Control drift: The divergence between documented compliance policies and the actual operational behavior of AI systems over time, typically occurring between formal audit cycles when continuous enforcement is absent. Runtime enforcement logs (items 33–34) are the reliable detection mechanism.

Grounding verification: The process of probabilistically evaluating whether an AI system's outputs are consistent with and supported by its provided reference documents.

CycloneDX ML-BOM: An OWASP-maintained, Ecma International-standardized machine-readable format for documenting AI system components, including model architecture, training data provenance, and dependency version information.

AIUC-1: A cross-framework AI governance standard that operationalizes the NIST AI RMF and provides bidirectional crosswalk mappings to AI-specific frameworks including ISO/IEC 42001, EU AI Act, MITRE ATLAS, and the OWASP LLM and Agentic Top Ten, enabling consolidated multi-framework compliance evidence.

Business Associate Agreement (BAA): A HIPAA-required contract between a covered entity and a vendor that handles protected health information, specifying data protection obligations and liability.

Data Processing Agreement (DPA): A contract required under GDPR and similar privacy regulations that defines how a vendor processes personal data on behalf of a controller organization.

Model Context Protocol (MCP): An open protocol that standardizes how AI applications connect to external data sources and tools, enabling composable agent architectures.

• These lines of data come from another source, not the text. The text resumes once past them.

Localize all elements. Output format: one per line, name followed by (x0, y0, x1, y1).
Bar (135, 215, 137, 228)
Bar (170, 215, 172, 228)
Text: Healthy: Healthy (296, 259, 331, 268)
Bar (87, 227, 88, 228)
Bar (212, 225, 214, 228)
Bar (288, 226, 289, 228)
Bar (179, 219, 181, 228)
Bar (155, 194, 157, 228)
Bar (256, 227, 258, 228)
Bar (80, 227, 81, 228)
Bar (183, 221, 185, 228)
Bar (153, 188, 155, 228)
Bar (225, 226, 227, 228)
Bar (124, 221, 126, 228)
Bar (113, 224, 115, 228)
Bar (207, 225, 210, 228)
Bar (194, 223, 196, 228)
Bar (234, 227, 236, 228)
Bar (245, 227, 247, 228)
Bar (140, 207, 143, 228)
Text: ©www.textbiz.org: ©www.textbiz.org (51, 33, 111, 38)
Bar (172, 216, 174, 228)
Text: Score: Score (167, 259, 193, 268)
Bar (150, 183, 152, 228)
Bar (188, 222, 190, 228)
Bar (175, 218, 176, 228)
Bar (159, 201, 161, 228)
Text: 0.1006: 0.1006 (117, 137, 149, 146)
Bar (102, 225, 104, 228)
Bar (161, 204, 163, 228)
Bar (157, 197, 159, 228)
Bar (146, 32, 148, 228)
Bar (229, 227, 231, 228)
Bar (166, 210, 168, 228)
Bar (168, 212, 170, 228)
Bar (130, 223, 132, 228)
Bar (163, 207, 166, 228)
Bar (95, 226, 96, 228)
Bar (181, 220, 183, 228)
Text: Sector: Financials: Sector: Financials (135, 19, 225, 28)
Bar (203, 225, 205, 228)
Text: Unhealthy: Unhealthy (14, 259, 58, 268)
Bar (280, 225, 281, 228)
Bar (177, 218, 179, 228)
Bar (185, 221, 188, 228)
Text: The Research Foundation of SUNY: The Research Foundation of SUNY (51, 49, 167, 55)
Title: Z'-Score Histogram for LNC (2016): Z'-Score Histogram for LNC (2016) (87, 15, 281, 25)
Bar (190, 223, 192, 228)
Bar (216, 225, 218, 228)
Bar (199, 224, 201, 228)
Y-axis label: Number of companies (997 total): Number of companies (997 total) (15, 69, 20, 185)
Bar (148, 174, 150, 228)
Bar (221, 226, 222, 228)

Chemical, Biological, Radiological, and Nuclear (CBRN): A category of high-consequence information that AI systems must be evaluated against to ensure they do not inadvertently expose dangerous instructional content.

Security Information and Event Management (SIEM): Enterprise security infrastructure that aggregates, correlates, and analyzes log data from across an organization's systems to detect threats and support compliance audits.

Generative AI: AI systems that create new content, including text, images, code, or other outputs, based on learned patterns from training data rather than simply classifying or predicting from existing data.